Les juges se déterminent au regard d'un faisceau d'indices, ils apprécient souverainement l'origine professionnelle de l'inaptitude et la connaissance par l'employeur de cette origine.
En l'espèce, plusieurs pièces démontrent que la société Stef Transports [Localité 4] avait connaissance de l'origine professionnelle de l'inaptitude au moment du licenciement à savoir :
- les différents courriers d'alerte que le salarié lui a adressé pour dénoncer ses conditions de travail
- l'autorisation de licenciement de l'inspecteur du travail du 28 septembre 2018, qui invoque expressément dans l'un de ses considérants, la souffrance au travail de M. [H] [E] relevée par le médecin du travail dans le compte rendu de son intervention du 1er février 2018 dans l'entreprise
- le compte rendu d'intervention du médecin du travail adressé à la société Stef Transports [Localité 4] le 6 février 18 dans lequel ce dernier indique à l'employeur que 'Mr [E] a exprimé un mal-être depuis [son changement de fonctions], un sentiment d'avoir été mis à l'écart. Actuellement, son état de santé ne lui permet pas retour dans l'entreprise et une inaptitude est envisagée'.
De ce fait, la société Stef Transports [Localité 4] doit être condamnée à payer à M. [H] [E] à une indemnité spéciale de licenciement et une indemnité d'un montant équivalent à l'indemnité compensatrice de préavis en application de l'article L1226-14 du code du travail.
Les montants accordés par les premiers juges au titre de l'indemnité spéciale de licenciement et de l'indemnité compensatrice n'étant pas discutés la cour, confirmant le jugement de ses chefs, condamne la société Stef Transports [Localité 4] à payer à M. [H] [E] les sommes suivantes :
- 10 436,26 euros de reliquat au titre de l'indemnité spéciale de licenciement
- 4 821,88 euros au titre de l'indemnité compensatrice.

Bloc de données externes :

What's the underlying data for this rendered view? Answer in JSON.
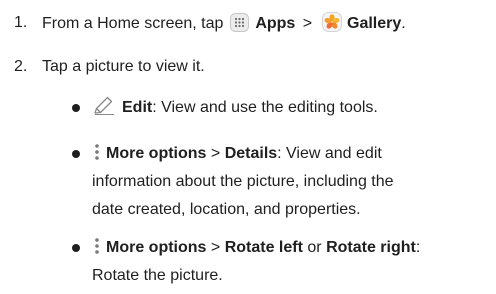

M. [H] [E] peut également prétendre à une indemnité pour perte d' emploi injustifiée.
Ce dernier justifie de ce que l'inaptitude causée par le harcèlement moral lui a été préjudiciable s'agissant de la perte de son emploi puisque alors, il avait plus de 20 ans d'ancienneté, était âgé de 59 ans et que ses ressources ont fortement diminué puisque le montant de ses revenus de remplacement au 4 mars 2020 s'élevait à 1556,43 euros mensuels, soit 854,51 euros de moins par rapport au montant de sa rémunération avant son licenciement.
Au vu de ces éléments et M. [H] [E] ne justifiant pas d'un préjudice moral distinct de celui d'ores et déjà réparé par l'octroi de dommages et intérêts au titre du harcèlement moral, la cour évalue le montant des dommages et intérêts pour perte injustifiée d'emploi à la somme de 30'000 euros.
Le jugement déféré sera confirmé de ce chef.
Sur les demandes accessoires :
Partie perdante, la société Stef Transports [Localité 4] supportera la charge des dépens de première instance et d'appel.
Par ailleurs, M. [H] [E] a dû pour la présente instance exposer tant en première instance qu'en appel des frais de procédure et honoraires non compris dans les dépens qu'il serait inéquitable de laisser intégralement à sa charge.
Il y a donc lieu de confirmer le jugement déféré en ce qu'il a condamné la société Stef Transports [Localité 4] à lui payer la somme de 750 euros par application de l'article 700 du code de procédure civile, et de condamner cet employeur à lui payer sur le même fondement une indemnité de 3 000 euros au titre des frais qu'il a dû exposer en appel.
PAR CES MOTIFS
La Cour, statuant publiquement, par arrêt contradictoire, après en avoir délibéré conformément à la loi,
Confirme le jugement en toutes ses dispositions ;
Y ajoutant :
Condamne la société Stef Transports [Localité 4] à payer à M. [H] [E] la somme de 3 000 euros au titre l'article 700 du code de procédure civile ;
Condamne la société Stef Transports [Localité 4] aux dépens d'appel;
Déboute les parties de leurs demandes plus amples ou contraires.
Ainsi fait et prononcé lesdits jour, mois et an.